AIDS-Patientin, Luampa, Zambia

Afrika. Das Schlagen des Mörsers, das die Stille jedes Morgens hier am Äquator bricht. Diesige Morgen, feucht, warm, getränkt von einem Geruch, den man nicht wieder vergessen kann, nach Maniok und reifen Früchten, süß, ausladend, Schweiß, auch bitter, wie nach Wurzeln. Sex und Schläfrigkeit. Ich erinnere mich gerne an Marie Therèse, die bei mir schlief, an ihre zuckenden Mundwinkel und die im schwachen Morgenlicht glänzenden Perlen auf ihrer Stirn.
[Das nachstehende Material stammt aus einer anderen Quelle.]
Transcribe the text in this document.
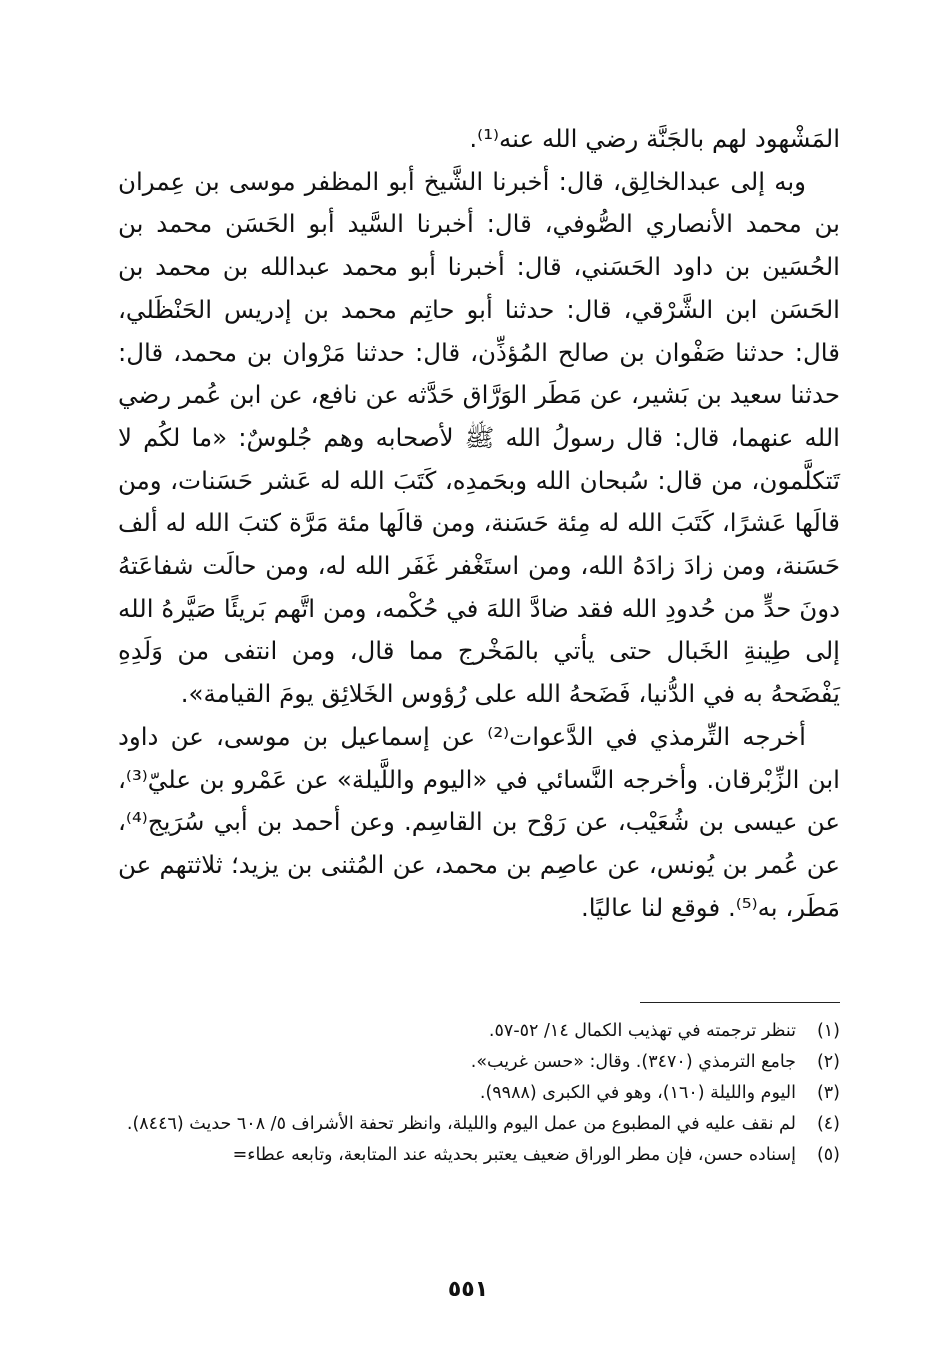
المَشْهود لهم بالجَنَّة رضي الله عنه⁽¹⁾.

وبه إلى عبدالخالِق، قال: أخبرنا الشَّيخ أبو المظفر موسى بن عِمران بن محمد الأنصاري الصُّوفي، قال: أخبرنا السَّيد أبو الحَسَن محمد بن الحُسَين بن داود الحَسَني، قال: أخبرنا أبو محمد عبدالله بن محمد بن الحَسَن ابن الشَّرْقي، قال: حدثنا أبو حاتِم محمد بن إدريس الحَنْظَلي، قال: حدثنا صَفْوان بن صالح المُؤذِّن، قال: حدثنا مَرْوان بن محمد، قال: حدثنا سعيد بن بَشير، عن مَطَر الوَرَّاق حَدَّثه عن نافع، عن ابن عُمر رضي الله عنهما، قال: قال رسولُ الله ﷺ لأصحابه وهم جُلوسٌ: «ما لكُم لا تَتكلَّمون، من قال: سُبحان الله وبحَمدِه، كَتَبَ الله له عَشر حَسَنات، ومن قالَها عَشرًا، كَتَبَ الله له مِئة حَسَنة، ومن قالَها مئة مَرَّة كتبَ الله له ألف حَسَنة، ومن زادَ زادَهُ الله، ومن استَغْفر غَفَر الله له، ومن حالَت شفاعَتهُ دونَ حدٍّ من حُدودِ الله فقد ضادَّ اللهَ في حُكْمه، ومن اتَّهم بَريئًا صَيَّرهُ الله إلى طِينةِ الخَبال حتى يأتي بالمَخْرج مما قال، ومن انتفى من وَلَدِهِ يَفْضَحهُ به في الدُّنيا، فَضَحهُ الله على رُؤوس الخَلائِق يومَ القيامة».

أخرجه التِّرمذي في الدَّعوات⁽²⁾ عن إسماعيل بن موسى، عن داود ابن الزِّبْرقان. وأخرجه النَّسائي في «اليوم واللَّيلة» عن عَمْرو بن عليّ⁽³⁾، عن عيسى بن شُعَيْب، عن رَوْح بن القاسِم. وعن أحمد بن أبي سُرَيج⁽⁴⁾، عن عُمر بن يُونس، عن عاصِم بن محمد، عن المُثنى بن يزيد؛ ثلاثتهم عن مَطَر، به⁽⁵⁾. فوقع لنا عاليًا.

(١)
تنظر ترجمته في تهذيب الكمال ١٤/ ٥٢-٥٧.
(٢)
جامع الترمذي (٣٤٧٠). وقال: «حسن غريب».
(٣)
اليوم والليلة (١٦٠)، وهو في الكبرى (٩٩٨٨).
(٤)
لم نقف عليه في المطبوع من عمل اليوم والليلة، وانظر تحفة الأشراف ٥/ ٦٠٨ حديث (٨٤٤٦).
(٥)
إسناده حسن، فإن مطر الوراق ضعيف يعتبر بحديثه عند المتابعة، وتابعه عطاء=
٥٥١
Flugzeuge, Schiffe, Busse oder Eisenbahnwaggons. Zimmer in billigen Pensionen, schnelles Leben und glückliche Momente, die aufblitzen und vergehen wie Sternschnuppen am Sommerhimmel. Freude und Traurigkeit, Hoffnung und Verzweiflung. Blicke, Gesten, Geräusche und Gefühle. Intensität. Reine Energie, alles komprimiert, ein Jahr in 0,66 Sekunden für die Ewigkeit. Eingefrorene Bewegung, erstarrte Szenen, lebende Materie, die vergeht und Lebloses, das sich plötzlich wieder mit Leben füllt.

Jedes Negativ, jede Fotografie ist wie ein Kerker oder ein Käfig, manchmal leer, manchmal darben darin unschuldige Opfer und manchmal auch wahre Bestien. Von was rede ich eigentlich? Hexerei? Fetisch? Oder einfach Besessenheit?
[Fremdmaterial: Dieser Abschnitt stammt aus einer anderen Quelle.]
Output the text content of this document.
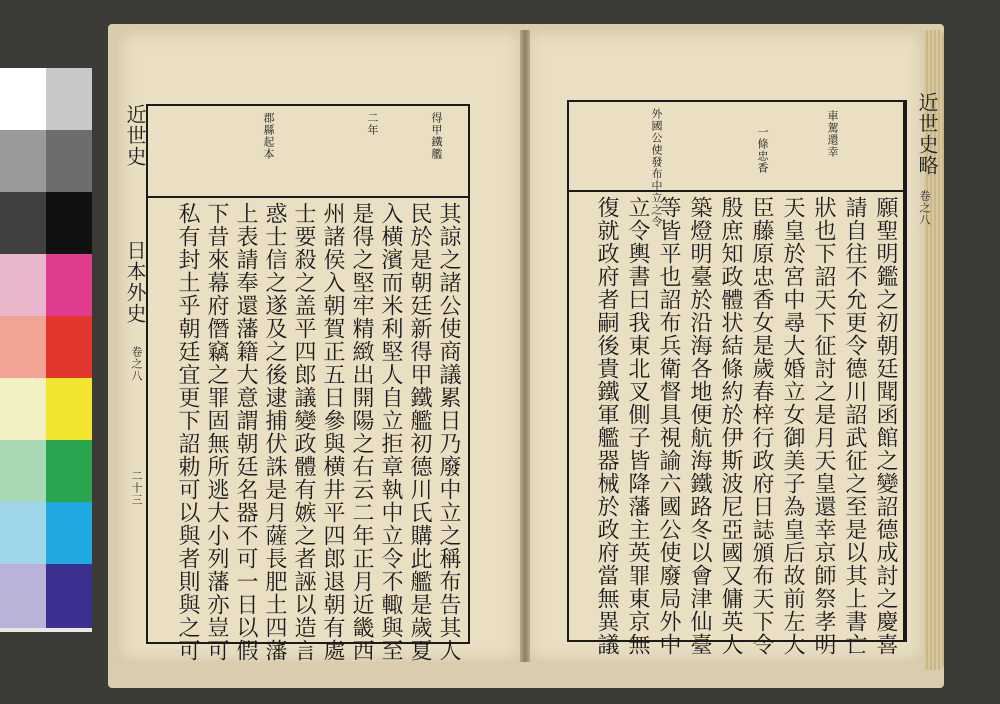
近世史略
卷之八
近世史
日本外史
卷之八
二十三
車駕還幸
一條忠香
外國公使發布中立之令
得甲鐵艦
二年
郡縣起本
願聖明鑑之初朝廷聞函館之變詔德成討之慶喜
請自往不允更令德川詔武征之至是以其上書亡
狀也下詔天下征討之是月天皇還幸京師祭孝明
天皇於宮中尋大婚立女御美子為皇后故前左大
臣藤原忠香女是歲春梓行政府日誌頒布天下令
殷庶知政體状結條約於伊斯波尼亞國又傭英人
築燈明臺於沿海各地便航海鐵路冬以會津仙臺
等皆平也詔布兵衛督具視諭六國公使廢局外中
立令輿書曰我東北叉側子皆降藩主英罪東京無
復就政府者嗣後貴鐵軍艦器械於政府當無異議
其諒之諸公使商議累日乃廢中立之稱布告其人
民於是朝廷新得甲鐵艦初德川氏購此艦是歲夏
入横濱而米利堅人自立拒章執中立令不輙與至
是得之堅牢精緻出開陽之右云二年正月近畿西
州諸侯入朝賀正五日參與横井平四郎退朝有處
士要殺之盖平四郎議變政體有嫉之者誣以造言
惑士信之遂及之後逮捕伏誅是月薩長肥土四藩
上表請奉還藩籍大意謂朝廷名器不可一日以假
下昔來幕府僭竊之罪固無所逃大小列藩亦豈可
私有封土乎朝廷宜更下詔勅可以與者則與之可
Tankstelle, Meerenge Gibraltar, Spanien


Prozession, Andújar, Spanien

Wieder zurück in Spanien, Granada, die Alhambra und der Sacromonte, alles zusammen auf wenigen Quadratmetern rund um ein Lagerfeuer in einer kleinen Wellblechsiedlung in San Adriá de Besós, einige Kilometer nördlich von Barcelona. Vom nächtlichen Treiben der Gitanos bleibt die kalte Asche am Morgen. Spielt doch noch einen Fandango, oder gib mir noch einen Schluck, noch eine Geschichte oder einen Witz, mehr Funken, mehr Rausch, nur noch nicht heimgehen.

Europa, Lourdes und seine Wunder, ein Irrenhaus in Rumänien, alles ist Transit, überall Grenzen, menschliche Katastrophen, alle unterwegs, viele auf der Flucht, oft ohne es zu wissen. Oft sehe ich mir meine alten Bilder an und reise zurück an all die Orte, an denen ich gewesen bin.
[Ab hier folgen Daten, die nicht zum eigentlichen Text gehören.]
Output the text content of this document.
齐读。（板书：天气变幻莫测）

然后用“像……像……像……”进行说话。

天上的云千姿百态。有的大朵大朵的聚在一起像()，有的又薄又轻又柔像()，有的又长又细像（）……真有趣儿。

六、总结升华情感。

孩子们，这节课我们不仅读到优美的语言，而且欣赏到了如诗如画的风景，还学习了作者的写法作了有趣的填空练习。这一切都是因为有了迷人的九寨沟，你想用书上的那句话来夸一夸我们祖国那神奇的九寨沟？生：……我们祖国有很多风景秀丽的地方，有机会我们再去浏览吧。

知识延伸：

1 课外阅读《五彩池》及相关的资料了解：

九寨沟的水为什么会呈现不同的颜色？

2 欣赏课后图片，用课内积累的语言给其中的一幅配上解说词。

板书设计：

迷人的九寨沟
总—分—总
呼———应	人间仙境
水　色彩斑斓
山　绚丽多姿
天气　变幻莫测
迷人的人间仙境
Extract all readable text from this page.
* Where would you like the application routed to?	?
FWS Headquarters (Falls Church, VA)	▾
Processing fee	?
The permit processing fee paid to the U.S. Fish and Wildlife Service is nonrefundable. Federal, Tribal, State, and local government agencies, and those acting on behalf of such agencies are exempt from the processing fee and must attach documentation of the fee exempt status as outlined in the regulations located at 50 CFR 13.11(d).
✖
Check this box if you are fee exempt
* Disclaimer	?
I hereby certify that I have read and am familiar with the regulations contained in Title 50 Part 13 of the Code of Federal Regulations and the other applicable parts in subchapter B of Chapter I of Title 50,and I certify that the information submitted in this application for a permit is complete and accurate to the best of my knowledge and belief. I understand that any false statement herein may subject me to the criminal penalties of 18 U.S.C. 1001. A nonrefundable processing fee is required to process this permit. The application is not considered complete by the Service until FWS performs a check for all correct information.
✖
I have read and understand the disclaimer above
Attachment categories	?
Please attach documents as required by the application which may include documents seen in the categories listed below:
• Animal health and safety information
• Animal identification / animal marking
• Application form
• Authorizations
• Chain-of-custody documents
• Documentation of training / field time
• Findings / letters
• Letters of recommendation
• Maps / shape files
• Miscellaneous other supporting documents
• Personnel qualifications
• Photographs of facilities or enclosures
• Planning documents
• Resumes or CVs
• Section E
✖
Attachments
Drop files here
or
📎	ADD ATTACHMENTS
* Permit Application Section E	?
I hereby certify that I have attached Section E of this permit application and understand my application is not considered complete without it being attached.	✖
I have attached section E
Und wenn ich es jemals bereue, ein bestimmtes Bild nicht gemacht zu haben, dann wäre es eine Aufnahme der Hände meines Großvaters, hart und wie versteinert von der Arbeit, gleichzeitig sanft, harmlos und verletzlich. Als ihn seine Kraft verließ, an einem sonst schrecklich ereignislosen Nachmittag in einem grauenhaften Krankenhaus, war ich noch bei ihm und wollte nur noch einmal seine Hand halten.